With little restraint, the world champion moguls skier took his raw ambition to the blackjack tables with hopes of hitting a roll. After all, a life of training with no guarantees of money or medals is a gamble and, well, you can probably get better odds at the tables than in an Olympic career.

And so, Roberts, 22, sat down at the Treasure Island casino in Las Vegas with teammate Jaret "Speedy" Peterson, the reigning World Cup champion aerialist, and began to draw cards. Five hours and more than a few 21s later, the pair turned a few hundred dollars into $230,000 each.
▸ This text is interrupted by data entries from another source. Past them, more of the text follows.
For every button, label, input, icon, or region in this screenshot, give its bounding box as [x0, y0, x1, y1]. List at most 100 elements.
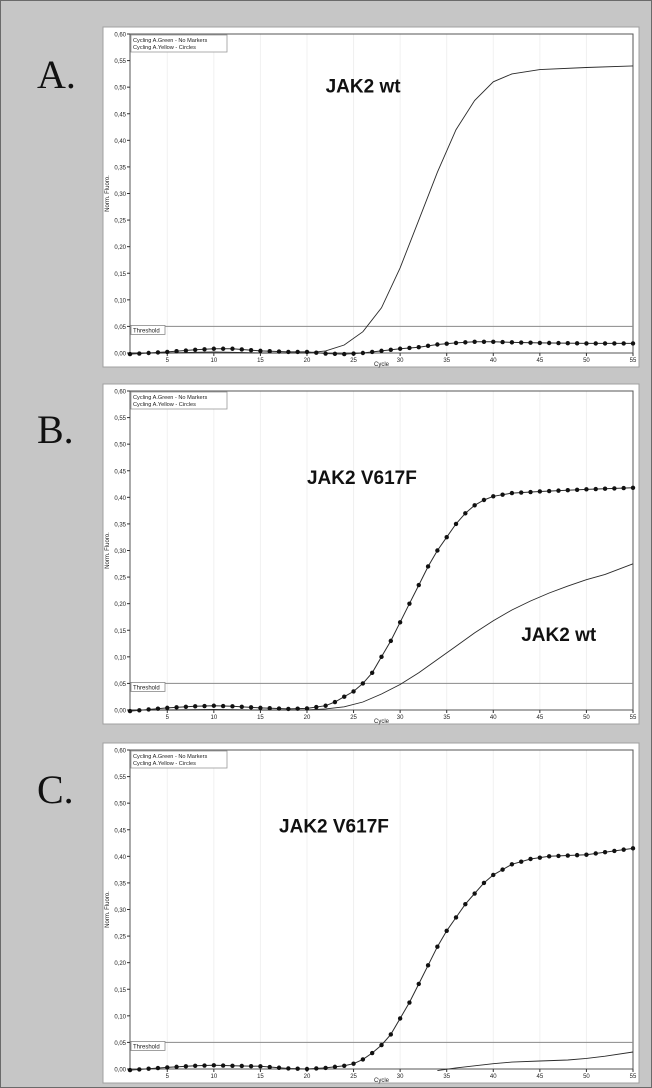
series-line-green — [437, 1051, 634, 1072]
data-point — [630, 485, 636, 490]
data-point — [165, 705, 170, 711]
y-tick-label: 0,55 — [114, 775, 126, 781]
data-point — [491, 339, 496, 345]
legend-entry: Cycling A.Green - No Markers — [133, 38, 207, 44]
y-tick-label: 0,55 — [114, 416, 126, 422]
data-point — [248, 705, 254, 710]
data-point — [304, 349, 310, 355]
data-point — [537, 340, 543, 346]
data-point — [342, 1063, 347, 1069]
data-point — [239, 1063, 244, 1069]
y-tick-label: 0,40 — [114, 139, 126, 145]
y-tick-label: 0,45 — [114, 112, 126, 118]
x-axis-label: Cycle — [374, 1078, 390, 1084]
data-point — [146, 350, 151, 356]
data-point — [509, 490, 515, 496]
data-point — [630, 341, 636, 346]
data-point — [416, 981, 421, 987]
data-point — [323, 1065, 328, 1071]
data-point — [286, 1066, 291, 1071]
chart-annotation: JAK2 wt — [326, 76, 402, 97]
data-point — [202, 1063, 207, 1068]
y-tick-label: 0,10 — [114, 655, 126, 661]
data-point — [528, 856, 533, 862]
y-tick-label: 0,45 — [114, 469, 126, 475]
data-point — [453, 340, 459, 346]
x-tick-label: 40 — [490, 1074, 497, 1080]
y-tick-label: 0,30 — [114, 549, 126, 555]
data-point — [491, 872, 496, 878]
data-point — [369, 1050, 375, 1056]
data-point — [379, 654, 384, 660]
data-point — [202, 703, 207, 709]
chart-2: 0,00 0,05 0,10 0,15 0,20 0,25 0,30 0,35 0,40 0,45… — [102, 742, 640, 1084]
threshold-label: Threshold — [133, 1044, 160, 1050]
y-tick-label: 0,25 — [114, 219, 126, 225]
data-point — [519, 859, 524, 864]
data-point — [481, 497, 487, 503]
threshold-label-box — [130, 325, 166, 335]
data-point — [183, 348, 189, 353]
legend-entry: Cycling A.Green - No Markers — [133, 395, 207, 401]
x-tick-label: 20 — [304, 1074, 311, 1080]
data-point — [267, 349, 272, 354]
plot-background — [102, 742, 640, 1084]
data-point — [379, 348, 384, 354]
data-point — [416, 344, 421, 350]
legend-entry: Cycling A.Green - No Markers — [133, 754, 207, 760]
data-point — [239, 704, 244, 710]
x-tick-label: 55 — [630, 358, 637, 364]
x-tick-label: 45 — [537, 715, 544, 721]
data-point — [612, 486, 617, 491]
data-point — [481, 880, 487, 886]
x-tick-label: 15 — [257, 358, 264, 364]
x-tick-label: 50 — [583, 1074, 590, 1080]
data-point — [258, 348, 263, 354]
data-point — [528, 340, 533, 345]
plot-background — [102, 26, 640, 368]
data-point — [556, 853, 561, 859]
data-point — [537, 489, 543, 494]
data-point — [388, 638, 394, 644]
data-point — [174, 1064, 179, 1070]
x-tick-label: 45 — [537, 1074, 544, 1080]
x-tick-label: 5 — [166, 715, 170, 721]
data-point — [137, 351, 142, 356]
data-point — [193, 1063, 198, 1069]
y-tick-label: 0,50 — [114, 802, 126, 808]
x-tick-label: 50 — [583, 715, 590, 721]
x-tick-label: 15 — [257, 1074, 264, 1080]
threshold-label-box — [130, 1041, 166, 1051]
data-point — [612, 341, 617, 346]
y-tick-label: 0,30 — [114, 192, 126, 198]
data-point — [593, 851, 598, 856]
x-tick-label: 10 — [210, 1074, 217, 1080]
x-tick-label: 35 — [443, 715, 450, 721]
data-point — [453, 521, 459, 527]
y-tick-label: 0,15 — [114, 272, 126, 278]
data-point — [276, 1065, 282, 1070]
data-point — [565, 341, 570, 346]
data-point — [416, 582, 421, 588]
data-point — [183, 1064, 189, 1069]
panel-label-a: A. — [37, 52, 76, 97]
legend-entry: Cycling A.Yellow - Circles — [133, 761, 196, 767]
data-point — [202, 347, 207, 352]
panel-label-c: C. — [37, 767, 74, 812]
chart-1: 0,00 0,05 0,10 0,15 0,20 0,25 0,30 0,35 0,40 0,45… — [102, 383, 640, 725]
y-tick-label: 0,20 — [114, 961, 126, 967]
data-point — [397, 346, 403, 351]
x-tick-label: 5 — [166, 1074, 170, 1080]
legend-entry: Cycling A.Yellow - Circles — [133, 402, 196, 408]
y-tick-label: 0,05 — [114, 1041, 126, 1047]
data-point — [574, 341, 580, 346]
x-tick-label: 45 — [537, 358, 544, 364]
data-point — [360, 1057, 366, 1062]
data-point — [621, 341, 626, 346]
data-point — [286, 706, 291, 712]
series-line-green — [130, 563, 634, 711]
data-point — [379, 1042, 384, 1048]
threshold-label: Threshold — [133, 328, 160, 334]
data-point — [509, 862, 515, 867]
Roberts, who had been making somewhere in the neighborhood of $20,000 per year, suddenly had a windfall of training expenses paid for.

In a few months, Roberts will try to put his cards on the table again in Turin at the 2006 Olympics. But even that isn't a given. Considering the wealth of mogul skiers in the U.S., this may be the deepest Olympic team the country has in any sport. Jeremy Bloom, 23, Travis Cabral, 22, Travis Mayer, 22, and Toby Dawson, 26, all have at least one World Cup title on their resumes, and there aren't enough medals to go around.
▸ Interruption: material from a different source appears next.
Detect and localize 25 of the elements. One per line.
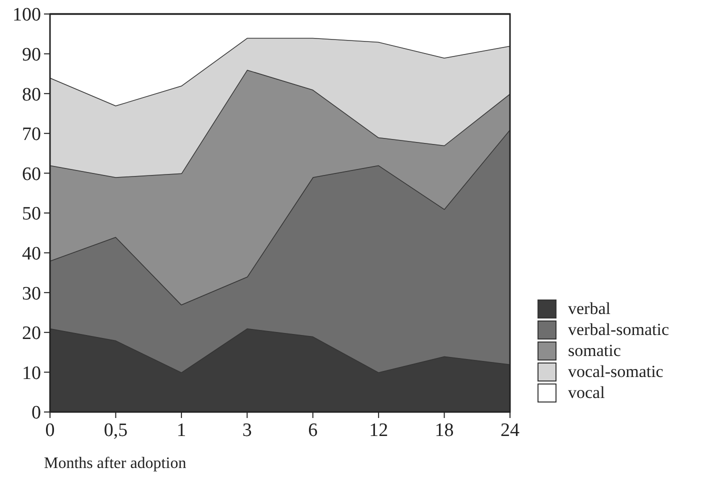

"People always pay attention to alpine events," says Roberts. "But we've come a long way and all of us can be on the podium."

Roberts' run toward a medal has been as fast on the snow as it was at the table. He was on skis at age 3 and in moguls competitions at 7 in Park City, Utah. One local paper once ran the headline: "Nate the Great Who's Eight." Two years later, he incorporated aerials practice into his ski repertoire but feared the big jump gone wrong.

"I was scared of landing on my back and not having that consistent feeling on the snow," he says. "Mostly I liked going fast, and I'm kind of afraid of heights, if you can believe it."

Roberts never took to the level turns of alpine racing or the flights of aerials, though he would combine elements of each into his moguls skiing, a blend of speed and hiccup-quick reactions to the changing terrain in front of him.